Eligible Black and Hispanic residents getting COVID vaccine at about half the rate as eligible white residents
Kasturi Pananjady, Jacqueline Rabe Thomas, and Dave Altimari, The Connecticut Mirror, Feb. 10
Concerns that Black residents are getting vaccinated for COVID-19 at a rate far below that of white residents were borne out Wednesday with the release of state data — and a CT Mirror analysis shows that Hispanic residents are also lagging behind. Everyone 75 and older in Connecticut has been eligible to get the vaccine for weeks, but only 13% of eligible Black residents have received their first doses, compared to 30% of white older people and about 18% of Hispanics in the same age group, according to a CT Mirror analysis.

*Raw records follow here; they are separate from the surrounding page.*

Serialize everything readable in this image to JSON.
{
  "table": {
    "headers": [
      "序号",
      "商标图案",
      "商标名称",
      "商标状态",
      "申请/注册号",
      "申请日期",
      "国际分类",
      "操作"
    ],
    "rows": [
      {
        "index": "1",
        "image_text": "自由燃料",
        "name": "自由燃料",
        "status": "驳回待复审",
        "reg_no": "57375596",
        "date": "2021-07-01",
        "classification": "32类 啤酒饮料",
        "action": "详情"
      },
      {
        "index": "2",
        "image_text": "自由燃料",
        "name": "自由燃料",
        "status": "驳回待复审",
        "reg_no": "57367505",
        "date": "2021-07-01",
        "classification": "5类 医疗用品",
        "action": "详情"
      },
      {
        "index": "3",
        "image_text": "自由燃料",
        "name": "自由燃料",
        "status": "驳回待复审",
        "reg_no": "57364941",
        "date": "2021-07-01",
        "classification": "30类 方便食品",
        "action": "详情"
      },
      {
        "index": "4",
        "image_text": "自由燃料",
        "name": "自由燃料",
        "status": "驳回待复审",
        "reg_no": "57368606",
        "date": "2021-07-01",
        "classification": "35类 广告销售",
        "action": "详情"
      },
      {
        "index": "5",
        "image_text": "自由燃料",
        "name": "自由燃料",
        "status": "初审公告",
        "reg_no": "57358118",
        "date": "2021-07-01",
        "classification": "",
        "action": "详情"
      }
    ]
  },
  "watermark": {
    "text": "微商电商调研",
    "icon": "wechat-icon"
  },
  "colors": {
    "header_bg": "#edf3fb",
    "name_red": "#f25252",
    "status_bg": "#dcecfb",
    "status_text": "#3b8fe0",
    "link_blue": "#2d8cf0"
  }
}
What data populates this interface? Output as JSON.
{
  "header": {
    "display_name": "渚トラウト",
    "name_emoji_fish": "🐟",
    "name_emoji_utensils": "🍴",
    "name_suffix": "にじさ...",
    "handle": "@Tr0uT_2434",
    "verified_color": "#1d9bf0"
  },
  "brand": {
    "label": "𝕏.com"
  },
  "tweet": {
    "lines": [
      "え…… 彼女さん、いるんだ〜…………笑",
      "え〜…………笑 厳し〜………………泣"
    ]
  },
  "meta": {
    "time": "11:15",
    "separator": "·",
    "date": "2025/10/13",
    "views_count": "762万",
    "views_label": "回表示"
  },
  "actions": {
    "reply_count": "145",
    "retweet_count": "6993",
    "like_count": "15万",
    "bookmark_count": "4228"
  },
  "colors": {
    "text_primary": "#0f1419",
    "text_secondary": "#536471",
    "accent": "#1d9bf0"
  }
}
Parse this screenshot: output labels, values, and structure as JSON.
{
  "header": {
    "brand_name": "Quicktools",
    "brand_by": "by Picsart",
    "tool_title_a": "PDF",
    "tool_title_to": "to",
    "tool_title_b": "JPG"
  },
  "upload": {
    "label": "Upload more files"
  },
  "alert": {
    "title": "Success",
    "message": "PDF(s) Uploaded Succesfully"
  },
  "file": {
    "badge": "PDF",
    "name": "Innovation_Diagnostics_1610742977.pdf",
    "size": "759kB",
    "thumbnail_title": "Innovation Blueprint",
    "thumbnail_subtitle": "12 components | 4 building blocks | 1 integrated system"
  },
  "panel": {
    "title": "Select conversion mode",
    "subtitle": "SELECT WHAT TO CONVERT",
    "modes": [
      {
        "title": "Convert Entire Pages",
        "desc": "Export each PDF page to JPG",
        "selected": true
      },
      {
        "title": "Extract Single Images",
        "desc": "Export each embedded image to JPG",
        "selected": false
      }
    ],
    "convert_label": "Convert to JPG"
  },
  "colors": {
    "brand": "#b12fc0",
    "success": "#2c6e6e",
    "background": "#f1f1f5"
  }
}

Related: State memo: COVID vaccine providers should emphasize vulnerable populations, Dave Altimari, The Connecticut Mirror, Feb. 9
Vaccination rates follow the money in states with big wealth gaps
Olivia Goldhill, STAT, Feb. 11
Connecticut has the most glaring disparity in vaccination rates between its richest and poorest communities — a difference of 65% — according to a STAT analysis of local-level vaccine data in 10 states with the biggest wealth gaps. Any gap in vaccinating rich versus poor inevitably exacerbates racial divides. Black and Latino people are far more likely to live in poverty than white people, and despite having died at higher rates throughout the pandemic, they are receiving fewer vaccines than white people. While older people are more vulnerable to COVID-19, distributing the vaccines based on age can contribute to inequities. In Connecticut, the northeast section of Hartford has a life expectancy of 68.9 years, compared to 84.6 years in West Hartford Center, so a smaller share of its residents have been eligible for vaccination so far.
With Latinos dying at higher rates from COVID, Brigham and Women’s Hospital intervenes
Martha Bebinger, WBUR, Feb. 2
Staff at Brigham and Women’s Hospital dug into data as they tried to understand the disparate impact of COVID-19. They uncovered unsettling disparities — and made changes to try to address them. These included adding interpreters and adapting translation services to virtual care. It included taking steps to meet the needs of lower-paid hospital employees, who were more likely to get COVID than doctors and nurses, and setting up testing sites in neighborhoods with high infection rates. Mass General Brigham leaders say they’ll take what they’ve learned by dissecting disparities during COVID and expand remedies across the hospital network.
Community health workers, often overlooked, bring trust to the pandemic fight
Michele Cohen Marill, Kaiser Health News, Feb. 8
As the pandemic brings long-standing health disparities into sharper view, community health workers are coming to the forefront in the public health response. It is an about-face after their efforts were largely curtailed early in the pandemic, when “nonessential” health services came to a halt. President Joe Biden has endorsed a bigger role for these workers as part of his $1.9 trillion “American Rescue Plan.” The proposal includes the hiring of 100,000 people to help with “vaccine outreach and contact tracing in the near term, and to transition into community health roles” after the COVID crisis is over.